Just this past year, I have had three close friends become victim to identity theft and it literally ruined one of my friend's chances to buy property.
With illegal immigrants now being caught using real US citizens social security numbers, the problem seems to get worse.
Therefore, I will like to thank you Bruce for posing a blog entry about this serious matter. It must be talked about.
I recently setup a news blog about the seriousness of this issue at:
Thanks again for talking about this.
In the US for consumer bank accounts, the bank already *is* liable/responsible for all fraudulent electronic transactions (except for a small deductible and except for any fraudulent transactions that happen more than 60 days *after* the fraudulent activity begins) under Regulation E. This applies regardless of how the account was compromised, even if you wrote your PIN on your ATM card and left it on the floor in front of the ATM, and even if you were seemingly grossly negligent and stupid in (not) protecting your online banking password.
You seem to be unaware of or ignoring this fact.
Of course if you have a business account you're out of luck, which is why I would never do online banking for a business account.
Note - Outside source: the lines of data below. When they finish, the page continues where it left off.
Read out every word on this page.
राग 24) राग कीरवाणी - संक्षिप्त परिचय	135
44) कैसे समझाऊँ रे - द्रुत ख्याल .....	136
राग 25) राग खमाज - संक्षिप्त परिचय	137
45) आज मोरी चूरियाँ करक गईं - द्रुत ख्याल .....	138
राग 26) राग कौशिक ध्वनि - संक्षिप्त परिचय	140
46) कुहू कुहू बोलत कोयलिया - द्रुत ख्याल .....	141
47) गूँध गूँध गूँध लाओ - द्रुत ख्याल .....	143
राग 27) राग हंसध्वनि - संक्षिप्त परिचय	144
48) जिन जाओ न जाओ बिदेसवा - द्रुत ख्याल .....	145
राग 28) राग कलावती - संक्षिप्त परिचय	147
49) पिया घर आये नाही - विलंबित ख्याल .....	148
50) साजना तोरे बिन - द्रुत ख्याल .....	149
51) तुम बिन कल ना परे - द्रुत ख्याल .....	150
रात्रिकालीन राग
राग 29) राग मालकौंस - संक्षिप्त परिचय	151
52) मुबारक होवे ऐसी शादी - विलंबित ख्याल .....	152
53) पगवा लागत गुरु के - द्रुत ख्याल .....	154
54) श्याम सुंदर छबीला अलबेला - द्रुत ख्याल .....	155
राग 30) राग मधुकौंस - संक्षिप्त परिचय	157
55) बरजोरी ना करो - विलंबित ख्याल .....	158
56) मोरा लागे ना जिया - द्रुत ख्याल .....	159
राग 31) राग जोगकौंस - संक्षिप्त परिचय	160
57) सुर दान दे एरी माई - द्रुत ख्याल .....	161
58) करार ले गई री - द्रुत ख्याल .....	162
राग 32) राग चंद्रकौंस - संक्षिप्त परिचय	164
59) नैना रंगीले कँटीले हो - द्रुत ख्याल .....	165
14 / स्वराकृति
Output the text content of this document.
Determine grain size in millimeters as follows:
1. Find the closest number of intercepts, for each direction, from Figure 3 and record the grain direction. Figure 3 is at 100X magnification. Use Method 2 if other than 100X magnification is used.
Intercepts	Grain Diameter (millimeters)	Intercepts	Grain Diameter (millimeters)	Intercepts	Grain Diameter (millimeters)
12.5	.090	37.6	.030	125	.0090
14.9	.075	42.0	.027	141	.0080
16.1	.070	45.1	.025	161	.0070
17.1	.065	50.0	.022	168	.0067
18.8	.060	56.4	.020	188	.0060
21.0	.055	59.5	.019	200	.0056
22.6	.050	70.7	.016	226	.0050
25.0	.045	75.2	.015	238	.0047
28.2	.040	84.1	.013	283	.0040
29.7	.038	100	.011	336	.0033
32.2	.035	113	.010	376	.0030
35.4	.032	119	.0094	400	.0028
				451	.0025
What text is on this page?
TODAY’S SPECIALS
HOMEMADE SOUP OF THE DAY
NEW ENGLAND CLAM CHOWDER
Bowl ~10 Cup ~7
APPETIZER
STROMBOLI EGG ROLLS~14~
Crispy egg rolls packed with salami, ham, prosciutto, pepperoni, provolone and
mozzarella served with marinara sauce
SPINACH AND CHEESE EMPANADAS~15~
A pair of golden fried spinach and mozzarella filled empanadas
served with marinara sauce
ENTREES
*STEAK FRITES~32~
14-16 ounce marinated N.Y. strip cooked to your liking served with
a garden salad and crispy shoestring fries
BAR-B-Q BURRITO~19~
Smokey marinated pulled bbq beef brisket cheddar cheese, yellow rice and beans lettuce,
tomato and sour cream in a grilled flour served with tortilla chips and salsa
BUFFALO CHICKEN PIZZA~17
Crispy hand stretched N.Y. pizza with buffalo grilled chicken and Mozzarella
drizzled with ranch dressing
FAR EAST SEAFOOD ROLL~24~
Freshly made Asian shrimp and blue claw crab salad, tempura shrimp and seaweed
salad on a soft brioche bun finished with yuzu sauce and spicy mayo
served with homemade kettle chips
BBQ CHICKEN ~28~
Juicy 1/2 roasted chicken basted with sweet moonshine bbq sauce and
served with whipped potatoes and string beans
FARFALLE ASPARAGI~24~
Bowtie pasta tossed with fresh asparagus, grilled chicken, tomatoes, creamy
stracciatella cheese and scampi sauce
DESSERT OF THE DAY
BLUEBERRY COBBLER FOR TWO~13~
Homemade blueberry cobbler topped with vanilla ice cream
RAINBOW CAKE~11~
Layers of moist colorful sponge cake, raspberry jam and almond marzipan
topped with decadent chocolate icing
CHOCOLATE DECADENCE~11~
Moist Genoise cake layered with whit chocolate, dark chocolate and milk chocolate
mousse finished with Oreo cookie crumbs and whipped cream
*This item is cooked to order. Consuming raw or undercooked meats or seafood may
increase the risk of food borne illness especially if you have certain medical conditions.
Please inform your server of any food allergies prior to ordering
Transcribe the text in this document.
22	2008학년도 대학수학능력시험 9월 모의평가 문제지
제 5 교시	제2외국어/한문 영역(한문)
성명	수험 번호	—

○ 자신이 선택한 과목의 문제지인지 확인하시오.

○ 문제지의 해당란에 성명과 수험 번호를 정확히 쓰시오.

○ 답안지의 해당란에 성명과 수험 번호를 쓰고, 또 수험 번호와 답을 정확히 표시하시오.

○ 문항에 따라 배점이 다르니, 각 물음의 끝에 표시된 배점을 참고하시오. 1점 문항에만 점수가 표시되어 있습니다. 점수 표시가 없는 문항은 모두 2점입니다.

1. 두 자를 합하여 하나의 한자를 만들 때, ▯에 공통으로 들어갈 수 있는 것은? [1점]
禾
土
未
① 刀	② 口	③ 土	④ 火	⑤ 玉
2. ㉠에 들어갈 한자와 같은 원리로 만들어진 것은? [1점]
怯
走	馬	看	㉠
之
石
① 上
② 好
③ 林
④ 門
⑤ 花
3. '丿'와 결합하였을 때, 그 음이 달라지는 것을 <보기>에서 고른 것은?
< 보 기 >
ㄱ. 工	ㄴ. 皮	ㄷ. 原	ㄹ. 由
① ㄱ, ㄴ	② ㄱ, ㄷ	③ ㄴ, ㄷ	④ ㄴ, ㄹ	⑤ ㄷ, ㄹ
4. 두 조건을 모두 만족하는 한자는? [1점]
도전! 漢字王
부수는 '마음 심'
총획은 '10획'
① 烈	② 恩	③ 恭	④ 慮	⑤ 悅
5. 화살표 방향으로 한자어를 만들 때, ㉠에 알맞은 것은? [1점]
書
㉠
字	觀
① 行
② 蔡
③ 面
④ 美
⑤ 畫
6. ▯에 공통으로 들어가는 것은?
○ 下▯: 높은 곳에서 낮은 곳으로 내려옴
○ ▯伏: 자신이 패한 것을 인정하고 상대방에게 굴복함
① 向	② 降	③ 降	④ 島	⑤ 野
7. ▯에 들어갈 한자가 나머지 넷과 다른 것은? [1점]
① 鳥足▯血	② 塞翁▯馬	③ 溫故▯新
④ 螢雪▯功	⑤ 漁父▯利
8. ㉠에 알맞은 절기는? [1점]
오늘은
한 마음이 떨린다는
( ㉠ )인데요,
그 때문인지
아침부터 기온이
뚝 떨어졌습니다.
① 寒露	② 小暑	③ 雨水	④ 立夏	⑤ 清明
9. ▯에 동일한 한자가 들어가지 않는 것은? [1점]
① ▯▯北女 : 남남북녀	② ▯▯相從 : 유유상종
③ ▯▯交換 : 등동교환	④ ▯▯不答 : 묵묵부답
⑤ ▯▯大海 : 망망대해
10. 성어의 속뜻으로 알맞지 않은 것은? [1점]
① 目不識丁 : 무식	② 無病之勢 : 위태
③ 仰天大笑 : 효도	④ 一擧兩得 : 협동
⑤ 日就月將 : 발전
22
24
Do anyone have idea of what exactly do the Fraud Restoration Services assist in us, when we are an identity theft victim.
Feel free to mail me @ email@example.com
I'm currently organizing a lawsuit against a variety of large banks that are allowing Identity Theft to affect millions of Americans lives, honesty, and time. These banks include, but are not limited to, Citibank, Chase, Bank of America, MBNA, and GE Money Bank. It's amazing that after notifying these banks of my situation, their commission-based collection representatives continue to call. I've even received a letter from Chase indicating that a "digital tape" with my personal information may have been lost or stolen. A class action lawsuit would probably be the least effective when convincing the banks to create a solution. Please e-mail me, and we can work together in litigating these banking corporations. My e-mail is firstname.lastname@example.org, and my AIM is BankLawsuit. I will eventually be creating a website.
IS IT BANK MANAGER'S STUPITDY OR INSIDER BANK FRAUD?TWO YEARS AGO MY LONGTIME BOOKEEPER WAS ABLE TO ACESS MY DORMANT LINE-OF- CREDIT FOR $250,000 without authourization the bookeeper was friendly with the bank manager (socially went out for drinks etc.)the bookeeper ( EMBEZZLER) WAS NOT A SIGNER ON ANY ACCOUNT. prior tothe first draw of $89,000 MY checking accounts were in dis-aray,i had overdrafted over 200 checks in the main and payroll accounts, i was unaware of the because the embezzler intercepted all of my bank statements and'CUT & PASTED ' them to 'look good'. hER SCAM WAS TO STEAL CASH RECEIVABLES SOMETIME S $20,000 to $30,000 A WEEKAND COVER THEM UP WITH $250,000line-0fcredit. if the bank manager had only 'CALLED ME, THE CUSTOMER ONLY ONCEI I MAY STILL BE IN BUSINESS TODAY, I LOST EVERYTHING. THE ONLY THING THE BANK IS WILLING TO DO IS WALK AWAY FROM THE $250,000 in favor of a general release . forget about it. this bank manager and my employee 'SCAMED ME'over 500 large and when i get enough to pursue with AN HONEST LAWYERI , I WILL. be aware of insiders they play games too.
Here is some great information about ID Theft Stats, things alot of people are not talking about, and comparison charts:
Lots of research was put into this: http://tinyurl.com/5huncs
Senior ID Protection Associate!
Schneier.com is a personal website. Opinions expressed are not necessarily those of BT.